Iván Iturbe Carbajal, académico de la Universidad Iberoamericana, especialista en partidos políticos y campañas, también alertó que toda democracia debe de tener una oposición sólida, responsable, constructiva y que genere debate y que señale errores, independientemente de ideologías.

“No la estamos teniendo. Es contestataria y solo busca capitalizar errores. Los medios de comunicación son los que están haciendo este papel de contrapeso en la medida en que pueden porque la agenda y los niveles de aprobación al Presidente les ganan”, aseguró.

Manuel Gómez Morín fundó a Acción Nacional en 1939 para hacer frente a la hegemonía del Partido Revolucionario Institucional (PRI) y “ser una alternativa democrática al autoritarismo”. En 1988 tuvo como candidato presidencial a Manuel Clouthier, quien realizó una huelga de hambre de 176 horas contra el “fraude electoral” y en 1989 Ernesto Ruffo Appel fue el primer Gobernador de oposición al ganar las elecciones en Baja California, estado que desde entonces ha gobernado, pero se prevé que pierda este 2019.

Para 1994, su candidato presidencial fue Diego Fernández de Cevallos y de 2000 a 2012 el PAN tuvo su época de oro con la llegada a la Presidencia de Vicente Fox Quesada y, luego en 2006 con la de Felipe Calderón Hinojosa. En 2016 el blanquiazul tuvo su último respiro: ganó siete de 11 gubernaturas, bajo la dirigencia de Ricardo Anaya Cortés, quien terminó dividiendo al partido durante su intento fallido por llegar a la Presidencia de la República, el pasado 1 de julio.

El PRD surgió como respuesta a la “caída del sistema” en 1988. Fue fundado con una ideología política de izquierda el 5 de mayo de 1989 por Cuauhtémoc Cárdenas Solórzano, su primer presidente, Porfirio Muñoz-Ledo e Ifigenia Martínez Hernández, quienes renunciaron a su militancia.
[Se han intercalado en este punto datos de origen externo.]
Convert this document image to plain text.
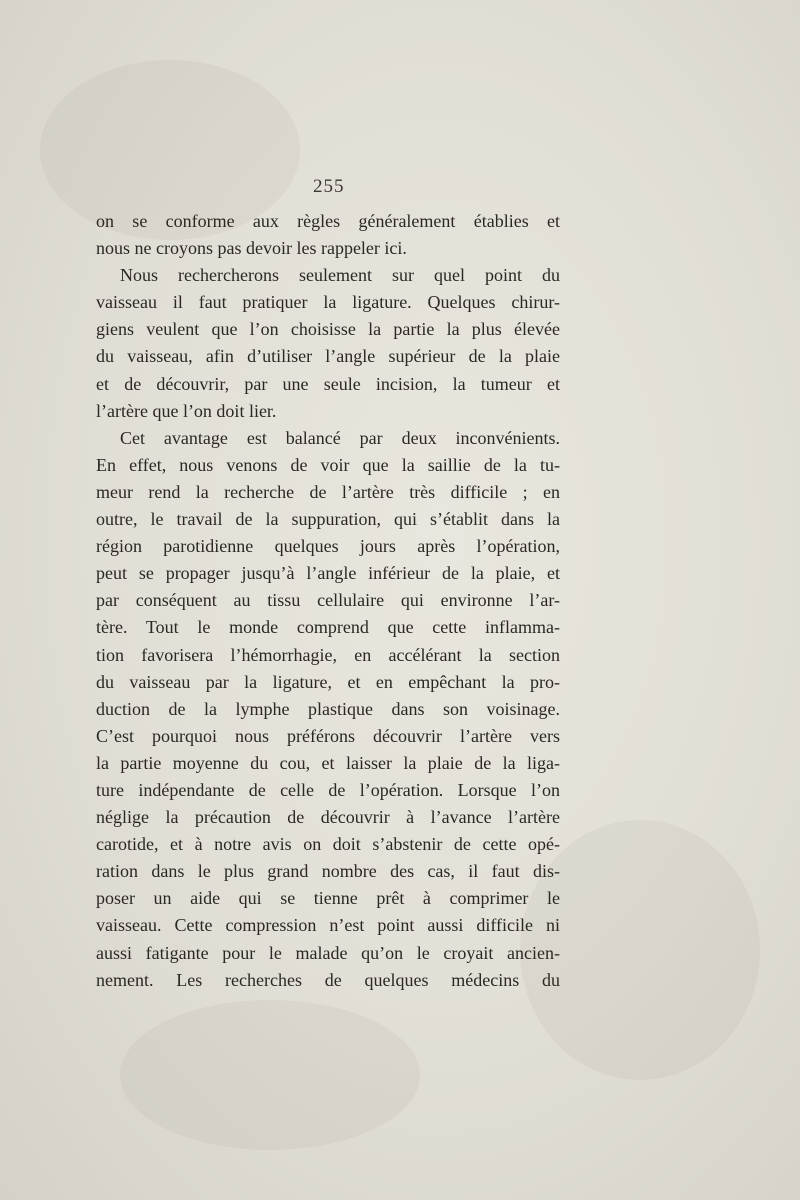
255
on se conforme aux règles généralement établies et
nous ne croyons pas devoir les rappeler ici.
Nous rechercherons seulement sur quel point du
vaisseau il faut pratiquer la ligature. Quelques chirur-
giens veulent que l’on choisisse la partie la plus élevée
du vaisseau, afin d’utiliser l’angle supérieur de la plaie
et de découvrir, par une seule incision, la tumeur et
l’artère que l’on doit lier.
Cet avantage est balancé par deux inconvénients.
En effet, nous venons de voir que la saillie de la tu-
meur rend la recherche de l’artère très difficile ; en
outre, le travail de la suppuration, qui s’établit dans la
région parotidienne quelques jours après l’opération,
peut se propager jusqu’à l’angle inférieur de la plaie, et
par conséquent au tissu cellulaire qui environne l’ar-
tère. Tout le monde comprend que cette inflamma-
tion favorisera l’hémorrhagie, en accélérant la section
du vaisseau par la ligature, et en empêchant la pro-
duction de la lymphe plastique dans son voisinage.
C’est pourquoi nous préférons découvrir l’artère vers
la partie moyenne du cou, et laisser la plaie de la liga-
ture indépendante de celle de l’opération. Lorsque l’on
néglige la précaution de découvrir à l’avance l’artère
carotide, et à notre avis on doit s’abstenir de cette opé-
ration dans le plus grand nombre des cas, il faut dis-
poser un aide qui se tienne prêt à comprimer le
vaisseau. Cette compression n’est point aussi difficile ni
aussi fatigante pour le malade qu’on le croyait ancien-
nement. Les recherches de quelques médecins du
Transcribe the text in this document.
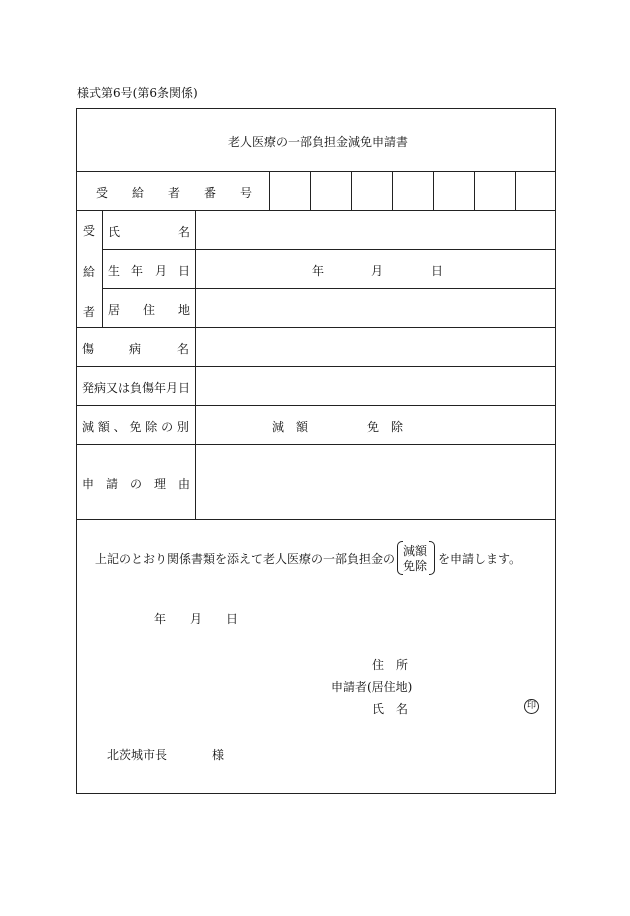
様式第6号(第6条関係)
老人医療の一部負担金減免申請書
受　　給　　者　　番　　号
受
給
者
氏	名
生 年 月 日	年	月	日
居 住 地
傷	病	名
発病又は負傷年月日
減 額 、 免 除 の 別	減　額	免　除
申　請　の　理　由
上記のとおり関係書類を添えて老人医療の一部負担金の
減額
免除 を申請します。
年 月 日
住　所
申請者(居住地)
氏　名	印
北茨城市長	様
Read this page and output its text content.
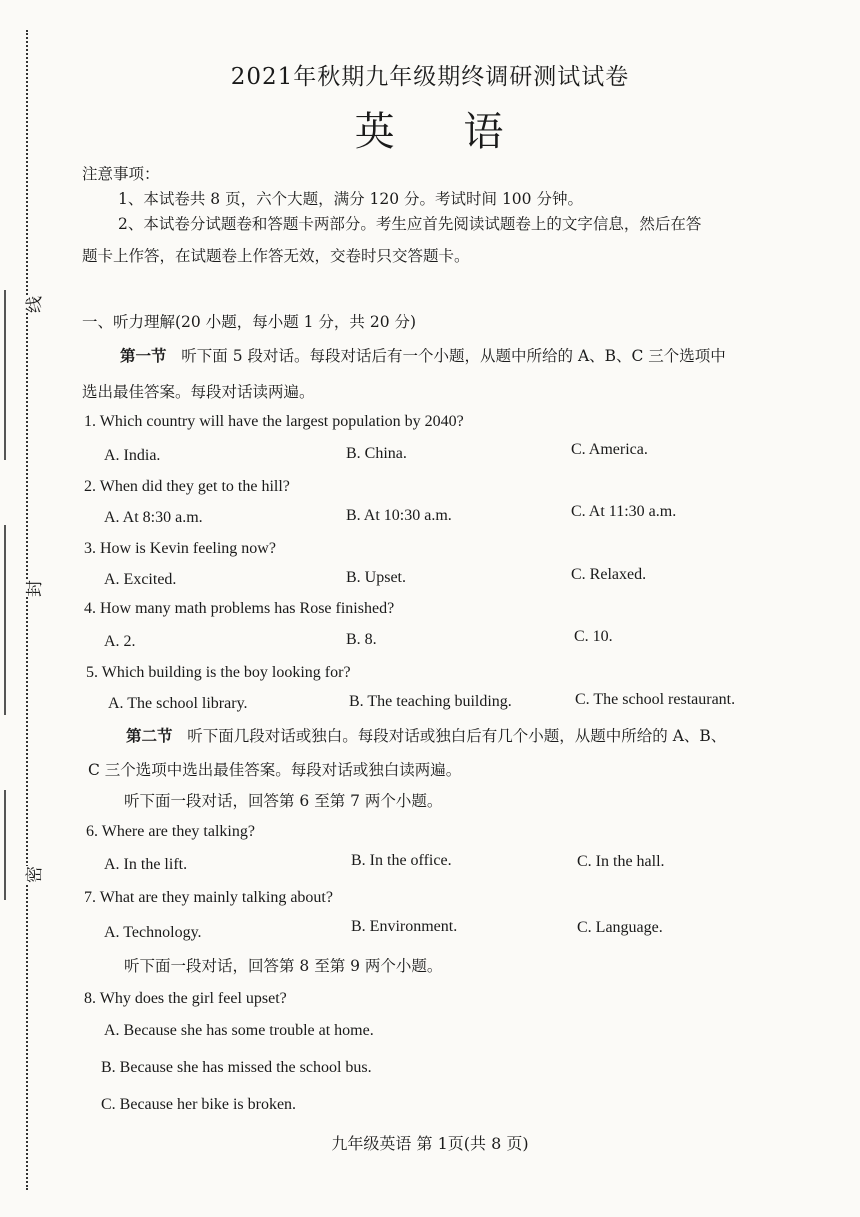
线
封
密
2021年秋期九年级期终调研测试试卷
英 语
注意事项：
1、本试卷共 8 页，六个大题，满分 120 分。考试时间 100 分钟。
2、本试卷分试题卷和答题卡两部分。考生应首先阅读试题卷上的文字信息，然后在答
题卡上作答，在试题卷上作答无效，交卷时只交答题卡。
一、听力理解(20 小题，每小题 1 分，共 20 分)
第一节 听下面 5 段对话。每段对话后有一个小题，从题中所给的 A、B、C 三个选项中
选出最佳答案。每段对话读两遍。
1. Which country will have the largest population by 2040?
A. India.	B. China.	C. America.
2. When did they get to the hill?
A. At 8:30 a.m.	B. At 10:30 a.m.	C. At 11:30 a.m.
3. How is Kevin feeling now?
A. Excited.	B. Upset.	C. Relaxed.
4. How many math problems has Rose finished?
A. 2.	B. 8.	C. 10.
5. Which building is the boy looking for?
A. The school library.	B. The teaching building.	C. The school restaurant.
第二节 听下面几段对话或独白。每段对话或独白后有几个小题，从题中所给的 A、B、
C 三个选项中选出最佳答案。每段对话或独白读两遍。
听下面一段对话，回答第 6 至第 7 两个小题。
6. Where are they talking?
A. In the lift.	B. In the office.	C. In the hall.
7. What are they mainly talking about?
A. Technology.	B. Environment.	C. Language.
听下面一段对话，回答第 8 至第 9 两个小题。
8. Why does the girl feel upset?
A. Because she has some trouble at home.
B. Because she has missed the school bus.
C. Because her bike is broken.
九年级英语 第 1页(共 8 页)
Muñoz y Martínez son ahora de Morena.

En 1997, el Sol Azteca superó el 40 por ciento de los votos para la Ciudad de México, y obtuvo gran mayoría en la entonces Asamblea Legislativa. Cárdenas (1997-1999) fue el primer Jefe de gobierno de la ciudad electo democráticamente.

Pero después, por encima de la propuesta política, el partido se dividió en corrientes. Una de las tribus, la de Jesús Ortega y Jesús Zambrano, “Los Chuchos”, firmó el Pacto por México de la mano de la oposición.

Ahora, en la época lopezobradorista, PAN y PRD “están bastante desubicados y perdidos como partidos. Les está costando mucho ser oposición. Hay fracturas en ambos”, expuso el académico Iván Iturbe.

Su única estrategia, observó, ha sido tratar de capitalizar errores u omisiones de López Obrador, como el desabasto de las gasolinas o las estancias infantiles. Pero no hay cambio en la opinión pública.

Ernesto Hernández Norzagaray, investigador de la Universidad Autónoma de Sinaloa, encuentra tres puntos de encuentro entre ambos partidos.

“La propuesta política de ambas formaciones no transmite confianza hacia la ciudadanía por su crisis de representación muy seria; no tienen un liderazgo visible y no se ve por dónde pueda reconstruirse; y la legitimidad que traen porque no tienen un buen crédito político”, evaluó. “Ahí radica su debilidad”.

Rodrigo Perera Ramos, académico de la Facultad de Ciencias Políticas y Sociales de la Universidad Nacional Autónoma de México, agregó que ambos partidos se alejaron de la ciudadanía y de sus principios al ver a estas instituciones como “maquinarias para hacer negocio” y no como intermediarios y representantes.

LAS MIGAJAS DEL PAN

De 2010 a la fecha, el Partido Acción Nacional (PAN) ha tenido seis dirigentes cuyo poder político ha caído gradualmente desde Gustavo Madero Muñoz (2010-2014) a Marko Cortés Mendoza (2018).

Madero, además de su capital histórico, ha sido Diputado y Senador, y actualmente está en el equipo del Gobernador de Chihuahua, Javier Corral Jurado, y Cecilia Romero Castillo (2014) fue la primera mujer dirigente del blanquiazul.

Sin embargo, llegó Ricardo Anaya Cortés (2015-2017), quien al inicio fue visto como un joven estrella, pero terminó por fragmentar al partido y quedar en el segundo sitio en las elecciones presidenciales del año pasado. Actualmente está desaparecido de la esfera pública.

“Se adueñó del partido”, afirmó Rodrigo Perera Ramos, académico de la Facultad de Ciencias Políticas y Sociales de la Universidad Nacional Autónoma de México.

En el timón del barco quedaron el actual Senador Damián Zepeda Vidales (2017-2018), Marcelo Torres Cofiño (2018) y el actual dirigente Marko Cortés Mendoza.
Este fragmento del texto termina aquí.